Я даже думаю иногда: не лишился ли я умного друга? И мне становится грустно. Ведь она, в сущности, не так уж плоха. Порой, поддавшись безысходному одиночеству, только закрою глаза и сразу же вижу ее. Она походила на беспокойную зверушку с большими, искрящимися жизнью глазами, готовыми вобрать в себя весь мир. Вечно куда-то спешила, о чем-то говорила и знала обо всем на свете. Ее личико, маленькое, чуть не с булавочную головку, свободно могло уместиться в моей ладони. У нее были хрупкие плечики, тонкая талия, немного низковатая, а вот ноги полненькие, сильные — ходить ей приходилось много. Мужчины заглядывались на ее бедра, и это меня злило. Я ей говорил: «Ходи прилично!» А она отвечала, что это ее обычная походка. Одевалась она по моде, особое пристрастие питала к поясам, затягивалась так, что походка у нее становилась еще завлекательнее. Я избегал ходить с ней вместе по улицам, потому что все на нас глазели. Впрочем, даже идя рядом со мной, она всегда держалась особняком, будто меня и нет. Часто забывала о моем существовании, поглощенная своими делами.
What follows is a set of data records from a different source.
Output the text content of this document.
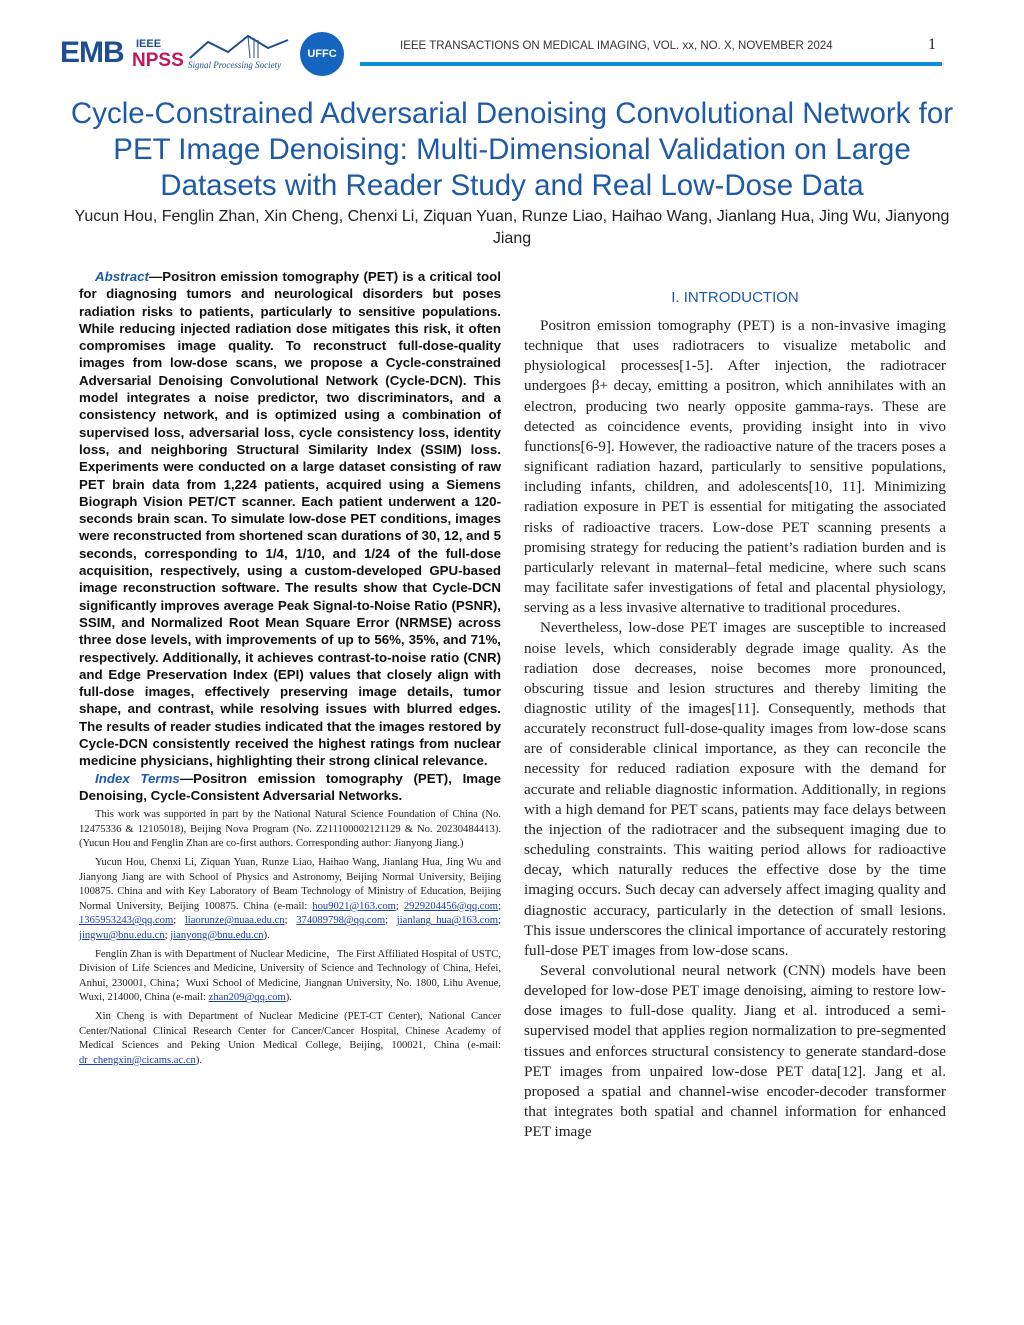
EMB IEEE
NPSS Signal Processing Society
UFFC
IEEE TRANSACTIONS ON MEDICAL IMAGING, VOL. xx, NO. X, NOVEMBER 2024	1
Cycle-Constrained Adversarial Denoising Convolutional Network for PET Image Denoising: Multi-Dimensional Validation on Large Datasets with Reader Study and Real Low-Dose Data
Yucun Hou, Fenglin Zhan, Xin Cheng, Chenxi Li, Ziquan Yuan, Runze Liao, Haihao Wang, Jianlang Hua, Jing Wu, Jianyong Jiang

Abstract—Positron emission tomography (PET) is a critical tool for diagnosing tumors and neurological disorders but poses radiation risks to patients, particularly to sensitive populations. While reducing injected radiation dose mitigates this risk, it often compromises image quality. To reconstruct full-dose-quality images from low-dose scans, we propose a Cycle-constrained Adversarial Denoising Convolutional Network (Cycle-DCN). This model integrates a noise predictor, two discriminators, and a consistency network, and is optimized using a combination of supervised loss, adversarial loss, cycle consistency loss, identity loss, and neighboring Structural Similarity Index (SSIM) loss. Experiments were conducted on a large dataset consisting of raw PET brain data from 1,224 patients, acquired using a Siemens Biograph Vision PET/CT scanner. Each patient underwent a 120-seconds brain scan. To simulate low-dose PET conditions, images were reconstructed from shortened scan durations of 30, 12, and 5 seconds, corresponding to 1/4, 1/10, and 1/24 of the full-dose acquisition, respectively, using a custom-developed GPU-based image reconstruction software. The results show that Cycle-DCN significantly improves average Peak Signal-to-Noise Ratio (PSNR), SSIM, and Normalized Root Mean Square Error (NRMSE) across three dose levels, with improvements of up to 56%, 35%, and 71%, respectively. Additionally, it achieves contrast-to-noise ratio (CNR) and Edge Preservation Index (EPI) values that closely align with full-dose images, effectively preserving image details, tumor shape, and contrast, while resolving issues with blurred edges. The results of reader studies indicated that the images restored by Cycle-DCN consistently received the highest ratings from nuclear medicine physicians, highlighting their strong clinical relevance.

Index Terms—Positron emission tomography (PET), Image Denoising, Cycle-Consistent Adversarial Networks.

This work was supported in part by the National Natural Science Foundation of China (No. 12475336 & 12105018), Beijing Nova Program (No. Z211100002121129 & No. 20230484413). (Yucun Hou and Fenglin Zhan are co-first authors. Corresponding author: Jianyong Jiang.)

Yucun Hou, Chenxi Li, Ziquan Yuan, Runze Liao, Haihao Wang, Jianlang Hua, Jing Wu and Jianyong Jiang are with School of Physics and Astronomy, Beijing Normal University, Beijing 100875. China and with Key Laboratory of Beam Technology of Ministry of Education, Beijing Normal University, Beijing 100875. China (e-mail: hou9021@163.com; 2929204456@qq.com; 1365953243@qq.com; liaorunze@nuaa.edu.cn; 374089798@qq.com; jianlang_hua@163.com; jingwu@bnu.edu.cn; jianyong@bnu.edu.cn).

Fenglin Zhan is with Department of Nuclear Medicine，The First Affiliated Hospital of USTC, Division of Life Sciences and Medicine, University of Science and Technology of China, Hefei, Anhui, 230001, China；Wuxi School of Medicine, Jiangnan University, No. 1800, Lihu Avenue, Wuxi, 214000, China (e-mail: zhan209@qq.com).

Xin Cheng is with Department of Nuclear Medicine (PET-CT Center), National Cancer Center/National Clinical Research Center for Cancer/Cancer Hospital, Chinese Academy of Medical Sciences and Peking Union Medical College, Beijing, 100021, China (e-mail: dr_chengxin@cicams.ac.cn).

I. INTRODUCTION

Positron emission tomography (PET) is a non-invasive imaging technique that uses radiotracers to visualize metabolic and physiological processes[1-5]. After injection, the radiotracer undergoes β+ decay, emitting a positron, which annihilates with an electron, producing two nearly opposite gamma-rays. These are detected as coincidence events, providing insight into in vivo functions[6-9]. However, the radioactive nature of the tracers poses a significant radiation hazard, particularly to sensitive populations, including infants, children, and adolescents[10, 11]. Minimizing radiation exposure in PET is essential for mitigating the associated risks of radioactive tracers. Low-dose PET scanning presents a promising strategy for reducing the patient’s radiation burden and is particularly relevant in maternal–fetal medicine, where such scans may facilitate safer investigations of fetal and placental physiology, serving as a less invasive alternative to traditional procedures.

Nevertheless, low-dose PET images are susceptible to increased noise levels, which considerably degrade image quality. As the radiation dose decreases, noise becomes more pronounced, obscuring tissue and lesion structures and thereby limiting the diagnostic utility of the images[11]. Consequently, methods that accurately reconstruct full-dose-quality images from low-dose scans are of considerable clinical importance, as they can reconcile the necessity for reduced radiation exposure with the demand for accurate and reliable diagnostic information. Additionally, in regions with a high demand for PET scans, patients may face delays between the injection of the radiotracer and the subsequent imaging due to scheduling constraints. This waiting period allows for radioactive decay, which naturally reduces the effective dose by the time imaging occurs. Such decay can adversely affect imaging quality and diagnostic accuracy, particularly in the detection of small lesions. This issue underscores the clinical importance of accurately restoring full-dose PET images from low-dose scans.

Several convolutional neural network (CNN) models have been developed for low-dose PET image denoising, aiming to restore low-dose images to full-dose quality. Jiang et al. introduced a semi-supervised model that applies region normalization to pre-segmented tissues and enforces structural consistency to generate standard-dose PET images from unpaired low-dose PET data[12]. Jang et al. proposed a spatial and channel-wise encoder-decoder transformer that integrates both spatial and channel information for enhanced PET image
Она была просто нарасхват. Я даже боялся за нее и успокаивался только тогда, когда мы оба наконец оказывались дома и можно было заключить ее в объятия. В эти минуты я ощущал свое превосходство над нею. Она благодарно меня целовала. Возможно, это был тот единственный случай, когда она прощала мне мою неотесанность и благодарила, поддавшись инстинкту маленького удовлетворенного насекомого.
— Какой же ты нехороший, — говорила она, высвобождаясь из моих объятий.
— Почему, Виолета?
Она молчала.
А я больше не допытывался.
До сих пор не могу понять, откуда у нее эта утонченность. Ведь она дочь кустаря-сапожника, вступившего потом в трудовую производственную кооперацию. Мать ее была уборщицей в гимназии. Родителей Виолеты уже нет в живых, и это усугубляет мою жалость, когда я думаю о ней.